To circumvent the banking sanctions, Iranian exporters must cut deals using intermediaries, usually Gulf Arabs, sometimes Turks, to get their cash from foreign buyers. In simple terms, Ahmed now runs his export business as follows: the foreign buyer sends money for carpets to the Dubai agent, the Dubai agent owes money in separate business to an Iranian third-party handler and the handler releases money to Ahmed. So no money enters Iran, which keeps the wider economy from growing. Worse still, the foreign agents charge often hefty fees – between 1.5 and 3 per cent – to Iranian companies to transact the deal.
Ahmed dips a sugar cube in his tea, placing it between his teeth before sipping from the glass. Iranians drink tea like this out of a habit formed around a century ago. Bazaaris back then were aghast at the indebted Shah’s decision to grant a sugar concession to colonial Belgium, in effect establishing a monopoly that sent prices rocketing.
Furious traders teamed up with their strong allies in the religious establishment, who issued a fatwa banning sugar consumption in Iran – something, perhaps, of an overreaction. The fatwa was soon overruled by a second one declaring sugar consumption was halal as long as it was not mixed with tea. The episode showed the strength of the union between traders and the clerics when either feels threatened. The Belgian sugar concession did not survive the Shah’s downfall.
That same clerical establishment now runs Iran, and bazaaris are once again putting pressure on them to fix the beleaguered economy. “I voted for Rouhani because he has good ideas for the economy,” says Ahmed.
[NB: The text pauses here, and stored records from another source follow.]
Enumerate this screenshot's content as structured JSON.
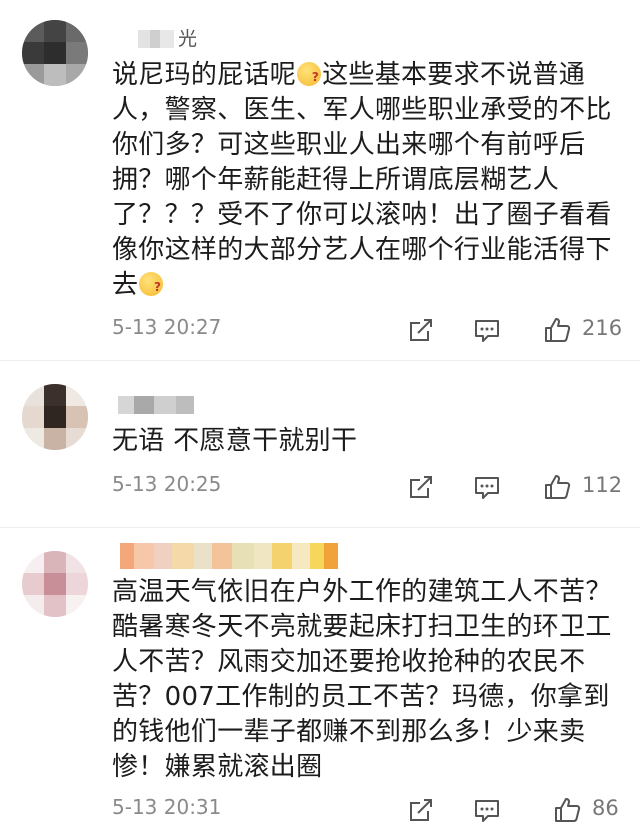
{
  "comments": [
    {
      "name_suffix": "光",
      "text_parts": [
        "说尼玛的屁话呢",
        "这些基本要求不说普通人，警察、医生、军人哪些职业承受的不比你们多？可这些职业人出来哪个有前呼后拥？哪个年薪能赶得上所谓底层糊艺人了？？？受不了你可以滚呐！出了圈子看看像你这样的大部分艺人在哪个行业能活得下去"
      ],
      "time": "5-13 20:27",
      "likes": "216"
    },
    {
      "text": "无语 不愿意干就别干",
      "time": "5-13 20:25",
      "likes": "112"
    },
    {
      "text": "高温天气依旧在户外工作的建筑工人不苦？酷暑寒冬天不亮就要起床打扫卫生的环卫工人不苦？风雨交加还要抢收抢种的农民不苦？007工作制的员工不苦？玛德，你拿到的钱他们一辈子都赚不到那么多！少来卖惨！嫌累就滚出圈",
      "time": "5-13 20:31",
      "likes": "86"
    }
  ],
  "icons": {
    "emoji": "thinking-emoji-icon",
    "share": "share-icon",
    "reply": "comment-icon",
    "like": "thumbs-up-icon"
  },
  "colors": {
    "text": "#1c1c1c",
    "meta": "#8a8a8a",
    "icon": "#555555"
  }
}
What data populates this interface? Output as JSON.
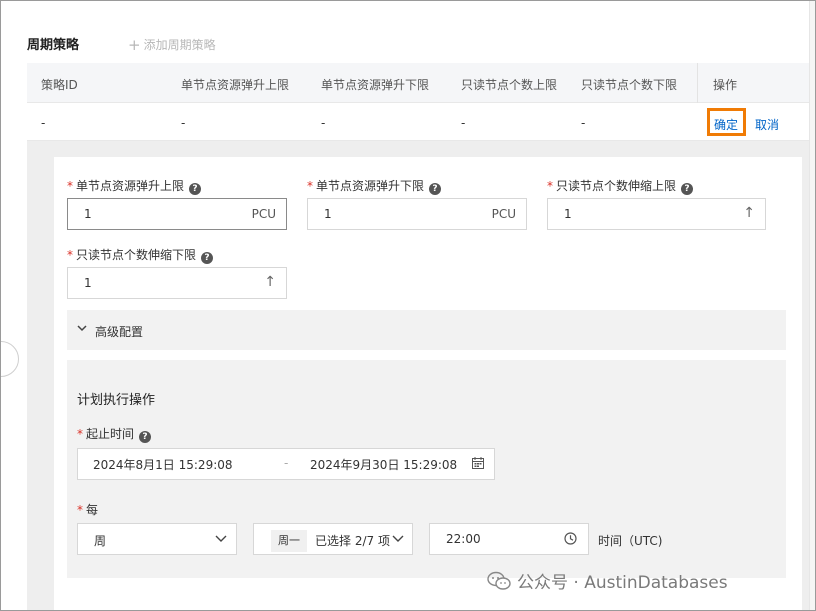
{
  "section": {
    "title": "周期策略",
    "add_label": "添加周期策略"
  },
  "table": {
    "headers": [
      "策略ID",
      "单节点资源弹升上限",
      "单节点资源弹升下限",
      "只读节点个数上限",
      "只读节点个数下限",
      "操作"
    ],
    "row": [
      "-",
      "-",
      "-",
      "-",
      "-"
    ],
    "actions": {
      "confirm": "确定",
      "cancel": "取消"
    }
  },
  "form": {
    "upper_limit": {
      "label": "单节点资源弹升上限",
      "value": "1",
      "unit": "PCU"
    },
    "lower_limit": {
      "label": "单节点资源弹升下限",
      "value": "1",
      "unit": "PCU"
    },
    "ro_upper": {
      "label": "只读节点个数伸缩上限",
      "value": "1"
    },
    "ro_lower": {
      "label": "只读节点个数伸缩下限",
      "value": "1"
    },
    "advanced_label": "高级配置"
  },
  "plan": {
    "title": "计划执行操作",
    "time_range_label": "起止时间",
    "start": "2024年8月1日 15:29:08",
    "separator": "-",
    "end": "2024年9月30日 15:29:08",
    "every_label": "每",
    "period": "周",
    "day_tag": "周一",
    "selected_text": "已选择 2/7 项",
    "time": "22:00",
    "time_unit_label": "时间（UTC)"
  },
  "watermark": "公众号 · AustinDatabases",
  "colors": {
    "link": "#0064c8",
    "highlight": "#f07b05",
    "required": "#d93026"
  }
}
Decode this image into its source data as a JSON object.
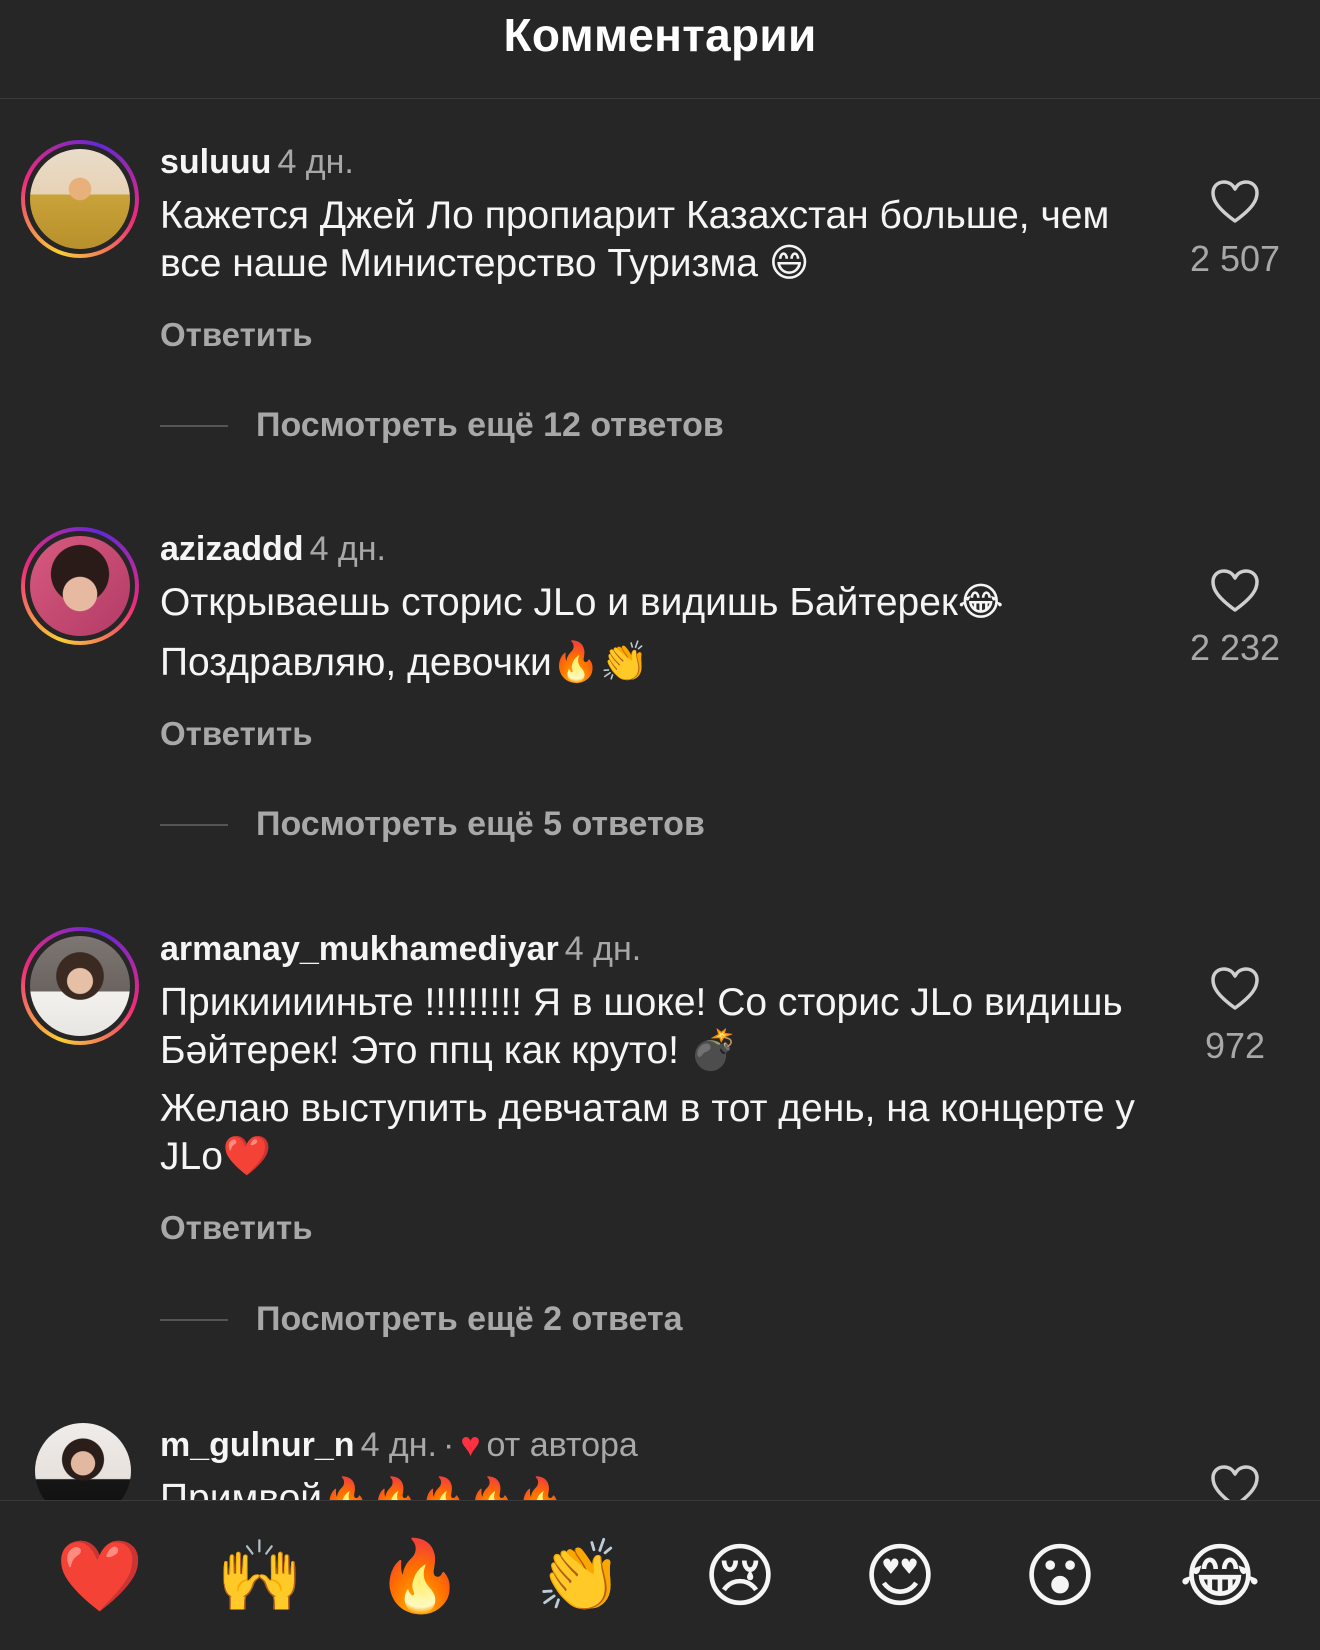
{
  "header": {
    "title": "Комментарии"
  },
  "comments": [
    {
      "username": "suluuu",
      "time": "4 дн.",
      "lines": [
        "Кажется Джей Ло пропиарит Казахстан больше, чем все наше Министерство Туризма 😄"
      ],
      "likes": "2 507",
      "reply_label": "Ответить",
      "more_replies": "Посмотреть ещё 12 ответов"
    },
    {
      "username": "azizaddd",
      "time": "4 дн.",
      "lines": [
        "Открываешь сторис JLo и видишь Байтерек😂",
        "Поздравляю, девочки🔥👏"
      ],
      "likes": "2 232",
      "reply_label": "Ответить",
      "more_replies": "Посмотреть ещё 5 ответов"
    },
    {
      "username": "armanay_mukhamediyar",
      "time": "4 дн.",
      "lines": [
        "Прикииииньте !!!!!!!!! Я в шоке! Со сторис JLo видишь Бәйтерек! Это ппц как круто! 💣",
        "Желаю выступить девчатам в тот день, на концерте у JLo❤️"
      ],
      "likes": "972",
      "reply_label": "Ответить",
      "more_replies": "Посмотреть ещё 2 ответа"
    },
    {
      "username": "m_gulnur_n",
      "time": "4 дн.",
      "separator": "·",
      "author_label": "от автора",
      "lines": [
        "Примвой🔥🔥🔥🔥🔥"
      ]
    }
  ],
  "emoji_bar": [
    "❤️",
    "🙌",
    "🔥",
    "👏",
    "😢",
    "😍",
    "😮",
    "😂"
  ],
  "colors": {
    "background": "#262626",
    "text": "#f5f5f5",
    "secondary": "#a8a8a8",
    "author_heart": "#ff3040"
  },
  "icons": {
    "like": "heart-outline-icon",
    "author_like": "heart-filled-icon"
  }
}
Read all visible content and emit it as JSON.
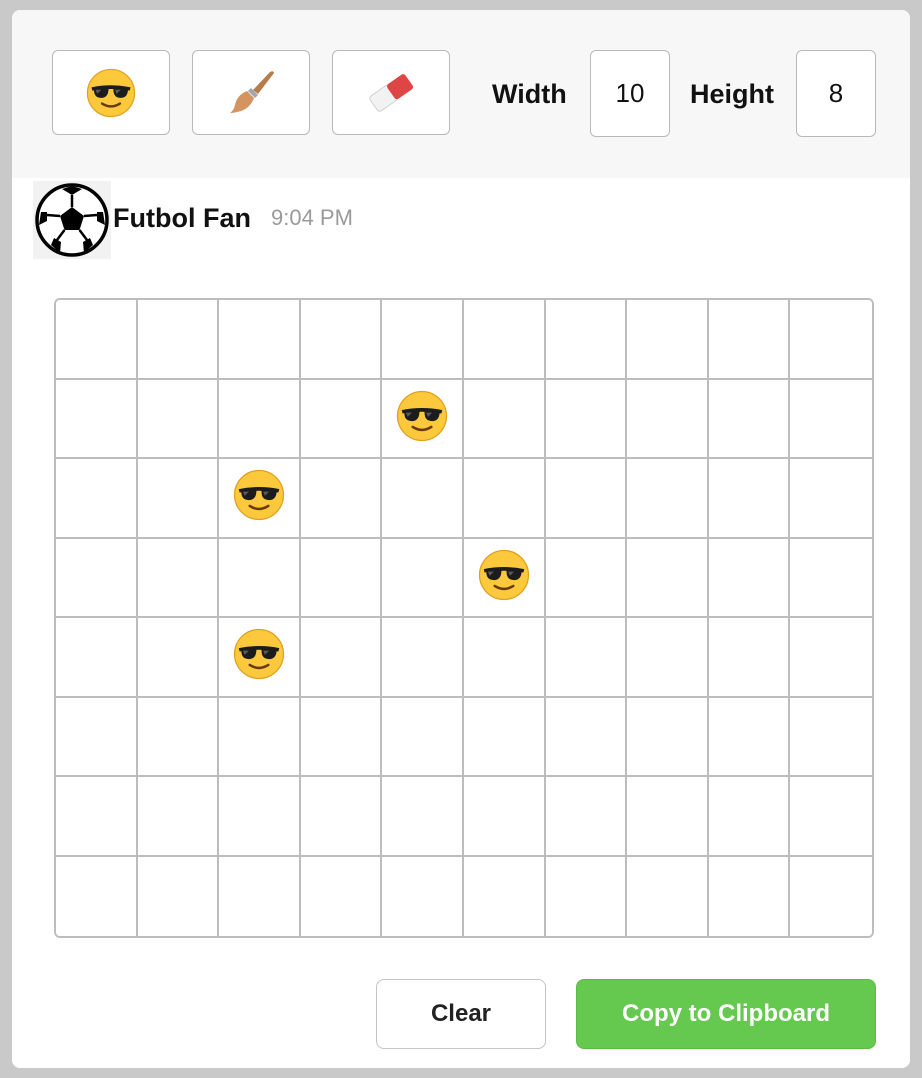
{
  "toolbar": {
    "tools": [
      {
        "name": "emoji-picker",
        "icon": "smiling-face-with-sunglasses-icon"
      },
      {
        "name": "paint-brush",
        "icon": "paint-brush-icon"
      },
      {
        "name": "eraser",
        "icon": "eraser-icon"
      }
    ],
    "width_label": "Width",
    "width_value": "10",
    "height_label": "Height",
    "height_value": "8"
  },
  "message": {
    "avatar_icon": "soccer-ball-icon",
    "username": "Futbol Fan",
    "timestamp": "9:04 PM"
  },
  "grid": {
    "columns": 10,
    "rows": 8,
    "filled_emoji": "smiling-face-with-sunglasses",
    "filled_cells": [
      {
        "row": 1,
        "col": 4
      },
      {
        "row": 2,
        "col": 2
      },
      {
        "row": 3,
        "col": 5
      },
      {
        "row": 4,
        "col": 2
      }
    ]
  },
  "actions": {
    "clear_label": "Clear",
    "copy_label": "Copy to Clipboard"
  },
  "colors": {
    "primary_green": "#66c94f",
    "toolbar_bg": "#f7f7f7",
    "border": "#bdbdbd",
    "timestamp_gray": "#9a9a9a"
  }
}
Rouhani won by a landslide in the June presidential election, campaigned on a policy of “hope and prudence”, promising the Iranian electorate that he would pursue sanctions relief, rationalise the economy and invest in domestic production.
Early signs appear promising. Iran’s new technocratic minister of industry, mining and trade, Mohammad Reza Nematzadeh, has signalled that he will seek to revive Iran’s domestic industrial production and curb the profligacy of the past. The country’s economy minister, Ali Tayyebnia, did his PhD thesis at the London School of Economics on structural inflation in Iran, something that one would imagine might help.
Rouhani is seen by many here as Iran’s best chance to get a deal from the so-far intransigent Americans on sanctions relief. His election in itself, and his selection of credible reformists from the Islamic Republic’s so-called “golden years” (1989-2005), have in itself been enough for many Iranians to see the darkest days as finally behind them.